One of the common refrains from "real" data warehouse folks when it comes to data processing on Hadoop is the assumption that a system built in Java is going to be extremely inefficient for many tasks. This is quite true today. However, for managing large datasets, I wonder if that's the right way to look at it. CPU cycles available per dollar is decreasing more rapidly than sequential bandwidth available per dollar. Dave Patterson observed this a long time ago. He noted that the annual improvement rate for CPU cycles is about 1.5x and the improvement rate for disk bandwidth was about 1.3x ... and there seems to be evidence that the disk bandwidth improvements are tapering off.

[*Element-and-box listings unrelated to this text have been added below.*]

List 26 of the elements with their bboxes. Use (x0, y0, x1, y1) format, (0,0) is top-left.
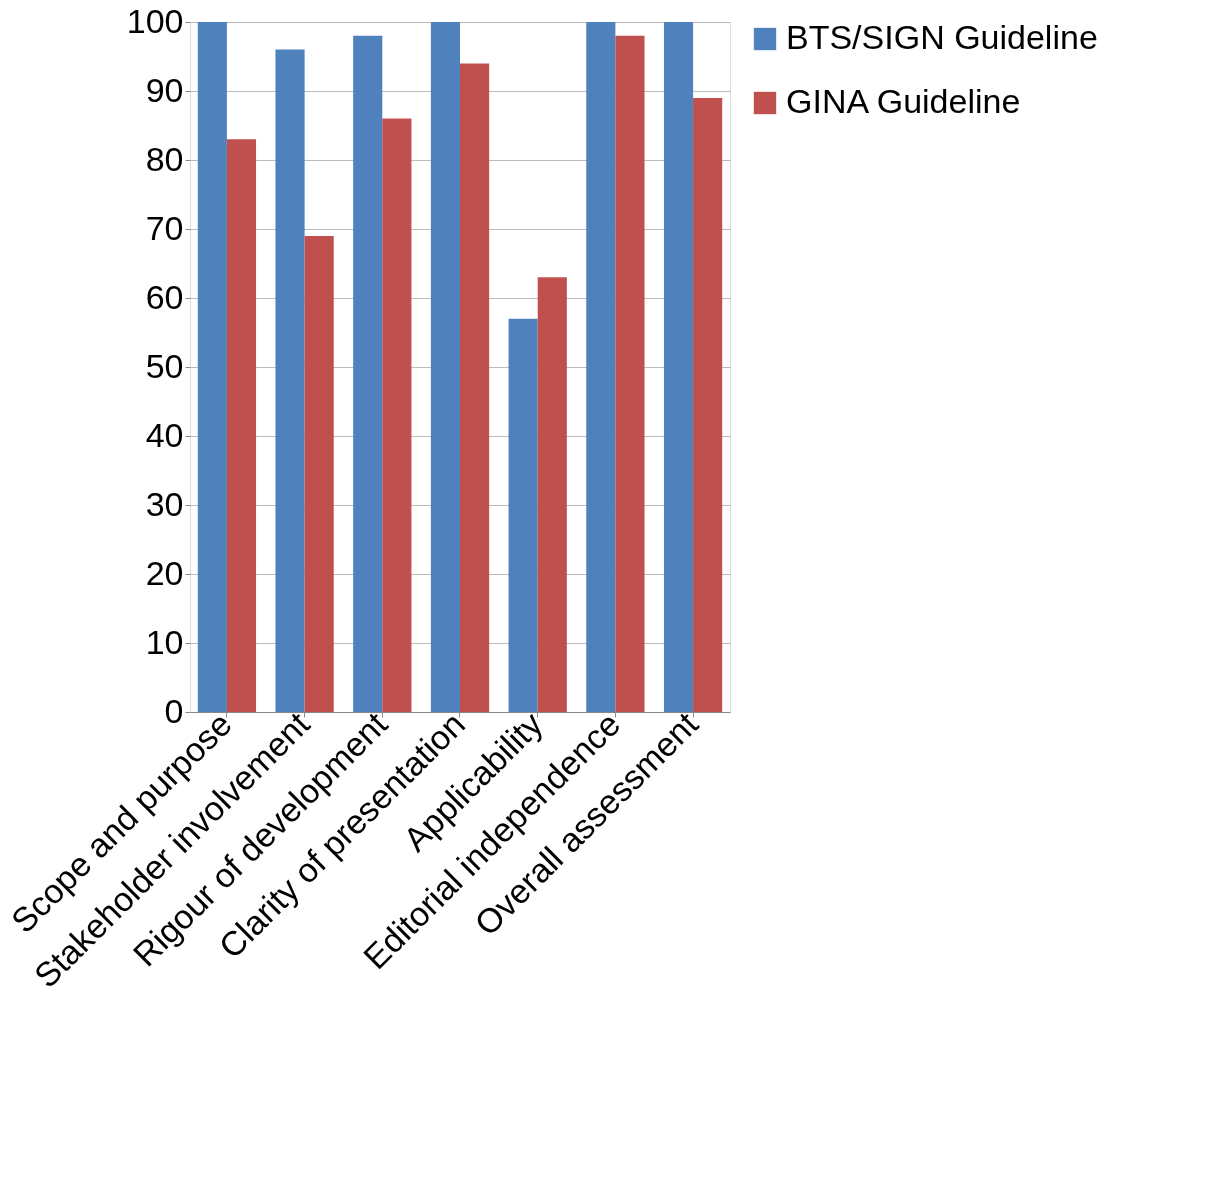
bar (275, 49, 305, 712)
y-tick-label: 90 (145, 70, 184, 109)
bar (460, 63, 490, 712)
legend-label: GINA Guideline (786, 82, 1021, 120)
bar (226, 139, 257, 712)
bar (304, 235, 334, 712)
y-tick-label: 10 (145, 622, 184, 661)
bar (353, 35, 383, 712)
legend-label: BTS/SIGN Guideline (786, 18, 1098, 56)
bar (586, 22, 616, 712)
bar (693, 97, 723, 712)
bar (615, 35, 645, 712)
bar (197, 22, 227, 712)
y-tick-label: 30 (145, 484, 184, 523)
y-tick-label: 50 (145, 346, 184, 385)
bar (430, 22, 460, 712)
y-tick-label: 40 (145, 415, 184, 454)
y-tick-label: 70 (145, 208, 184, 247)
y-tick-label: 20 (145, 553, 184, 592)
bar (508, 318, 538, 712)
bar (663, 22, 694, 712)
y-tick-label: 100 (126, 1, 184, 40)
bar (537, 277, 567, 712)
bar (382, 118, 412, 712)
y-tick-label: 80 (145, 139, 184, 178)
y-tick-label: 60 (145, 277, 184, 316)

While SSDs remain expensive for sheer capacity, disks will continue to store most of the petabytes of "big data". A standard 2U server can only hold so many disks .. you max out at about 16 2.5" disks or about 8-10 3.5" disks. This gives us about 1500MB/s of aggregate sequential bandwidth. You can stuff 48 cores into a 2U server today. This number will probably be around 200 cores in 3-4 years. Even with improvements in disk bandwidth, I'd be surprised if we could get more than 2000MB/s in 3-4 years using disks. In the meantime, the JVMs will likely close the gap in CPU efficiency. In other words, the penalty for being in Java and therefore CPU inefficient is likely to get progressively smaller.
There are lots of assumptions in the arguments above, but if they line up, it means that Hadoop-based data management solutions might start to get competitive with current SQL engines for simple workloads on very large datasets.The Tenzing folks were claiming that this is already the case with a C/C++ based MapReduce engine.